Pence: ‘Trump Made It Clear That Discrimination Would Have No Place in Our Administration’

By Melanie Arter | February 6, 2017 | 11:55am EST
Vice President Mike Pence (AP Photo)

(CNSNews.com) – Vice President Mike Pence defending President Donald Trump’s decision to let stand former President Obama’s executive order on LGBT rights, telling ABC’s “This Week with George Stephanopolus” on Sunday that Trump “made it clear that discrimination would have no place in our administration.”

“I think throughout the campaign, President Trump made it clear that discrimination would have no place in our administration. I mean, he was the very first Republican nominee to mention the LGBTQ community at our Republican National Convention and was applauded for it. And I was there applauding with him,” Pence said.

 



Stephanopolous said Trump’s conservative base is wondering why Obama's executive order is allowed to stand.

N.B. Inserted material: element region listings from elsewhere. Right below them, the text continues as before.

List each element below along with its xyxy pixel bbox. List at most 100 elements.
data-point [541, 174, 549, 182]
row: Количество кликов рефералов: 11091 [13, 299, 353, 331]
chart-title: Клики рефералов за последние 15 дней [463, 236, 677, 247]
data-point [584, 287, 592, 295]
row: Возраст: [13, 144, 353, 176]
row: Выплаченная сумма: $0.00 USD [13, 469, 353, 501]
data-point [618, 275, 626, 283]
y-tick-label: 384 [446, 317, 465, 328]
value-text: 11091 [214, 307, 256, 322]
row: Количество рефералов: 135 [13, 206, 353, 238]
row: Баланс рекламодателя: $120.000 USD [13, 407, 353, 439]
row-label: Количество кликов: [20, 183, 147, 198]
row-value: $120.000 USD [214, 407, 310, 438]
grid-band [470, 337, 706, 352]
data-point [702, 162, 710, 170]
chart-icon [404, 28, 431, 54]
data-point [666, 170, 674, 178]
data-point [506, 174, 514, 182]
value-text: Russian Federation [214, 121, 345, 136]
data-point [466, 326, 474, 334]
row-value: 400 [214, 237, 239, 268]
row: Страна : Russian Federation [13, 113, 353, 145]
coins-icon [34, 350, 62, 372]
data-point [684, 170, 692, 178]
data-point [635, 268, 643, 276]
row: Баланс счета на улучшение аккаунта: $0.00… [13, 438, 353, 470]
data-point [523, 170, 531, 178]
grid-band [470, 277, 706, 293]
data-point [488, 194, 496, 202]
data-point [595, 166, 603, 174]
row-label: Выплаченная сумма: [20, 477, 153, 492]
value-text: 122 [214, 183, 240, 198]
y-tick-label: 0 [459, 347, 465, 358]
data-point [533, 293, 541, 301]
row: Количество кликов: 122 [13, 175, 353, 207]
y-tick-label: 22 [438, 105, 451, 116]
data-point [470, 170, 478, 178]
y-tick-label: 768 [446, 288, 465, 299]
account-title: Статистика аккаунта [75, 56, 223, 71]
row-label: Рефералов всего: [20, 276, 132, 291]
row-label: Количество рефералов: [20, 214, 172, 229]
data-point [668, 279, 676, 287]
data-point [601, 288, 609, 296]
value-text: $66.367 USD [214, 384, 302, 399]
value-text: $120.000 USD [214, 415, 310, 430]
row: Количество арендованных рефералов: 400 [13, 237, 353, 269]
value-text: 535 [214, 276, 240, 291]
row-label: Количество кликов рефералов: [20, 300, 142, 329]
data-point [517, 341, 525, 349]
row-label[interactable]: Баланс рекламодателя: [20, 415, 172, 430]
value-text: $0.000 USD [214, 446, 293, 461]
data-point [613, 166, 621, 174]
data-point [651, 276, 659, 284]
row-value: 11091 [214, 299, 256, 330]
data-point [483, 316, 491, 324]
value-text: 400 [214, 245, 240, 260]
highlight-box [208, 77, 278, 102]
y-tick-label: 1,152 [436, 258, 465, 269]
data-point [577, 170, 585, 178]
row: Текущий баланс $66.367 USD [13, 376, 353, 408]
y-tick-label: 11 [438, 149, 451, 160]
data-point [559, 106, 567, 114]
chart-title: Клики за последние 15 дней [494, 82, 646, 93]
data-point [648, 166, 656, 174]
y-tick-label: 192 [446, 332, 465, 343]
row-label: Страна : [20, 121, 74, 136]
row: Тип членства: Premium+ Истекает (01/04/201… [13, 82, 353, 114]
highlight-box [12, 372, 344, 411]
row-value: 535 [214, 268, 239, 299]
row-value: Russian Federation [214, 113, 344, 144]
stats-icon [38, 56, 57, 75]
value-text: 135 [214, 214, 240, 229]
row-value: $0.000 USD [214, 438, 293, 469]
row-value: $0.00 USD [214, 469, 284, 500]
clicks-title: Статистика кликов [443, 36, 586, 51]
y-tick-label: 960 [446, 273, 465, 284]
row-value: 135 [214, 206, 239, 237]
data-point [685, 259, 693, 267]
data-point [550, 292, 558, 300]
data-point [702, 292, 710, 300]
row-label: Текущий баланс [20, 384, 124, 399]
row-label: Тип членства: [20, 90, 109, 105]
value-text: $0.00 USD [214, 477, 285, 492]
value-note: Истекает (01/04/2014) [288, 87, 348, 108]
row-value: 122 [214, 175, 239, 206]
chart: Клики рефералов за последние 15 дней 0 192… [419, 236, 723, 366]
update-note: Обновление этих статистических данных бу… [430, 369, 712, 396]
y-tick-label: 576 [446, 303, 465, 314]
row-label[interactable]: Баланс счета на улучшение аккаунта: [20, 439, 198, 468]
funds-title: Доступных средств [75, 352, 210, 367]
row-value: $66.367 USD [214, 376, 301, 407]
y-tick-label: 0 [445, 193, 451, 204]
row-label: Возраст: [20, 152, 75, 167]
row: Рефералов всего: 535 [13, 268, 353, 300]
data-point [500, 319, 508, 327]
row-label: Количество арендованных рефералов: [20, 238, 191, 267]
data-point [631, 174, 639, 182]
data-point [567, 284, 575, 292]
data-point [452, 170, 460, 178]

“I think the generosity of his spirit, recognizing that in the patriot's heart, there's no room for prejudice is part of who this president is, but I also think that the speech that he gave this week at the National Prayer Breakfast, reiterating his commitment to repeal the Johnson Amendment, that's put a chilling effect on free speech in religious institutions around the country,” Pence said.

Stephanopolous asked if Pence thought a new executive order on religious liberty was necessary or if the current law was sufficient.

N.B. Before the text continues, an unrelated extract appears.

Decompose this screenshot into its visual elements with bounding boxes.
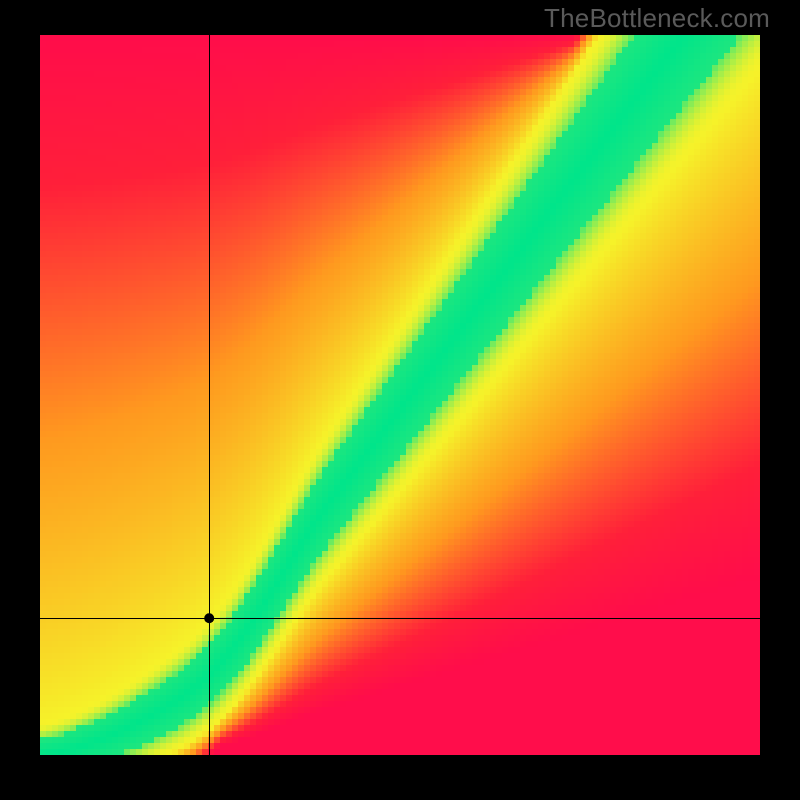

“Well, the president's made it clear that he wants to take action on the Johnson amendment. Back in the 1950s, the Congress passed a law that essentially threatened the tax-exempt status of churches and synagogues and religious institutions if they were seen to be involved in political expression,” Pence said.

“And I have to tell you, I don't -- I don't think we'd have ever made it to these hallowed halls back in 1790 if the -- if the pulpits of this country had been silenced from speaking about what they thought was right and wrong,” he said.

“The president provided real leadership in the campaign where he identified the Johnson amendment and he told people of faith of every background across this country that he would work to repeal it, and he's directed the administration to begin to look at ways, both legislatively and through executive action to do that,” Pence said.

“But no executive orders beyond that, beyond fixing the Johnson amendment, in your view?” Stephanopolous asked.

Pence said it will be “the purview of the president to determine whether any of that's necessary.”

“But I will tell you for our part, the focus of this administration will continue to be to have a safer America, to have a more prosperous America, and to continue to advance the president's agenda, both on Capitol Hill and through executive action and carry that message all across the country,” he said.